A spokeswoman for Crown Media Family Networks, the parent company of the Hallmark Channel, said in an email on Wednesday that the network has no existing plans to film movies featuring reindeer in Connecticut, and that the company did not reach out to state lawmakers requesting the change.

The network’s 2017 film “Romance at Reindeer Lodge,” did feature reindeer and was produced in Connecticut, the spokeswoman said.

Hurlburt, who was attending a conference this week and could not be reached for additional comment, told Hearst earlier in the year that the state had issued four permits to import reindeer during the holiday season in 2021.

Connecticut lawmakers, however, have revisited the idea of allowing reindeer into the state several times in recent years.

The state’s strict regulations, which date back to 2005, were largely driven by fears of the spread of deadly illnesses such as chronic wasting disease to the state’s native deer population. The disease, which is similar to Mad Cow Disease, affects members of the deer family such as elk, caribou and white-tailed deer, but has yet to be documented in Connecticut.

The first exceptions were made in 2009, when lawmakers voted to allow temporary imports of reindeer into the state during the holiday season as part of Christmas displays. Three years later, the law was loosened again to allow the Department of Agriculture to issue up to two permits to individuals to establish small year-round herds of the animals.

As a result of that law, John Dzen Jr. purchased the first two reindeer for his Christmas tree farm in South Windsor.
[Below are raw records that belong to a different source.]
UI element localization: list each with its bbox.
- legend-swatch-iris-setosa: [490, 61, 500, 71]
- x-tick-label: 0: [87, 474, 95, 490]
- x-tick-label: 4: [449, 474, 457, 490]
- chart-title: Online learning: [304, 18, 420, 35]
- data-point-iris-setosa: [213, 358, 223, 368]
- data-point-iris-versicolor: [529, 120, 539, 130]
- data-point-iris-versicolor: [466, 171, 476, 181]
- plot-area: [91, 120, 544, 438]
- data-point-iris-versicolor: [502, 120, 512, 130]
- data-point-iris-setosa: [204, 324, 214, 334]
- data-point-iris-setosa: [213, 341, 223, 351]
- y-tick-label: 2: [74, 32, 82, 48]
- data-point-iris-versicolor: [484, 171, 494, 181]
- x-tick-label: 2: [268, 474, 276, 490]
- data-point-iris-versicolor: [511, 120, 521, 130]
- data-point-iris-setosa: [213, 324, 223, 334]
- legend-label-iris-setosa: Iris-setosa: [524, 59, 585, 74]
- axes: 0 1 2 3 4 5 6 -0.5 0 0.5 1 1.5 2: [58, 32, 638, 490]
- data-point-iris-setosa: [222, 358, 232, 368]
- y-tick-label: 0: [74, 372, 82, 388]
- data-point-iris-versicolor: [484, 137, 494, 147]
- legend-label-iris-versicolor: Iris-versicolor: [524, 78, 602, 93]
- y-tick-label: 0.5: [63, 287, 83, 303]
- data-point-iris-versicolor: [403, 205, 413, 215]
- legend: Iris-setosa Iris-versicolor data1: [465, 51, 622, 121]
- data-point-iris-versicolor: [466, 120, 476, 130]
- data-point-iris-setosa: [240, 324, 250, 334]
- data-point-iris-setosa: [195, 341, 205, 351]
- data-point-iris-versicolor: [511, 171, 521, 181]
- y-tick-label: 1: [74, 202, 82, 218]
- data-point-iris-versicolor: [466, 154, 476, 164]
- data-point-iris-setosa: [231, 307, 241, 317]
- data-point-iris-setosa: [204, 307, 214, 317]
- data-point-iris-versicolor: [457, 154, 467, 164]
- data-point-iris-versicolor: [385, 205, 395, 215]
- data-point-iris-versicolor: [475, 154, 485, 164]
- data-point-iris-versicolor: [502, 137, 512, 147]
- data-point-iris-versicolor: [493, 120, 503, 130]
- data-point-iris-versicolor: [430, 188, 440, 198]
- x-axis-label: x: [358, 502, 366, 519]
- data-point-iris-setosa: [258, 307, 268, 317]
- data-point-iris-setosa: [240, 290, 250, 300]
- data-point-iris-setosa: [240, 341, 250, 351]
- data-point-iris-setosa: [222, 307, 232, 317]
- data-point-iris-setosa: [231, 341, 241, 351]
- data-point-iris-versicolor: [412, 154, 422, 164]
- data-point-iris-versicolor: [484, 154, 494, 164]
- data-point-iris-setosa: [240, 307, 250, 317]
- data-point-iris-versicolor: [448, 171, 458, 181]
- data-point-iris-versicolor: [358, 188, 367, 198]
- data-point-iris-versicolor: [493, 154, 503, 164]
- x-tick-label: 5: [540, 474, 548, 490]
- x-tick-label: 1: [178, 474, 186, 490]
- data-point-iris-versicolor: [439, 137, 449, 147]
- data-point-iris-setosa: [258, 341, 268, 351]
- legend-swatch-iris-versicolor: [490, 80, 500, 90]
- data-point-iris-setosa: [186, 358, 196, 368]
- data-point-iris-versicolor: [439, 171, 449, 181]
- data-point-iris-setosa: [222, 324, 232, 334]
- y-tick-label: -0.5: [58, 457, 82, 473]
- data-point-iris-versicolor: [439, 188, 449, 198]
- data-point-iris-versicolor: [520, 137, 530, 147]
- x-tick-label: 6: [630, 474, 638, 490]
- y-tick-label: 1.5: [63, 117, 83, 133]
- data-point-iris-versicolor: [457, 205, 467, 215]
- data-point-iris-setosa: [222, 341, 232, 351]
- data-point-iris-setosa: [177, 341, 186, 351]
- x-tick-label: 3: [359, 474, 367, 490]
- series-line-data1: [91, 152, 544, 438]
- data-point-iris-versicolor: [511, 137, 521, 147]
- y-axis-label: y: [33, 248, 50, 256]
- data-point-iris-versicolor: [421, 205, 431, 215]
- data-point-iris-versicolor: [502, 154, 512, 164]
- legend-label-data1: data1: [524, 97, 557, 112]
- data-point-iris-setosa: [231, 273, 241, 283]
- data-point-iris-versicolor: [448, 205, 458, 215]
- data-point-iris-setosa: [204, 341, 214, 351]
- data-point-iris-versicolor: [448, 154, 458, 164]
His herd, which has since grown to four animals, remains the only active one in the state, Dzen said this week.

While Dzen does not loan his animals out for use in filming, he said he had been consulted “a handful” of times in the last decade by production crews seeking help to import reindeer into Connecticut.

Those animals, which he said are typically brought from a farm in upstate New York, are registered with the Department of Agriculture and the State Veterinarian’s office to ensure they have received the proper health checks.

Dzen said he was surprised to hear about the recent change, which he had not been made aware of, and said he was not aware of any issues importing reindeer under the existing laws.

“The movie industry needs reindeer, we make that happen,” Dzen said. “The movie industry has been very good to the reindeer industry,”

Under the new law, which was signed by Gov. Ned Lamont on May 23, anyone seeking to bring reindeer into the state must comply with existing regulations that require a veterinary report within 30 days prior to their arrival, as well as documentation that they come from a herd that is free of tuberculosis and chronic wasting disease.

Outside of the holiday season, the new law states that imported reindeer may not be kept in Connecticut for a period or more than seven days.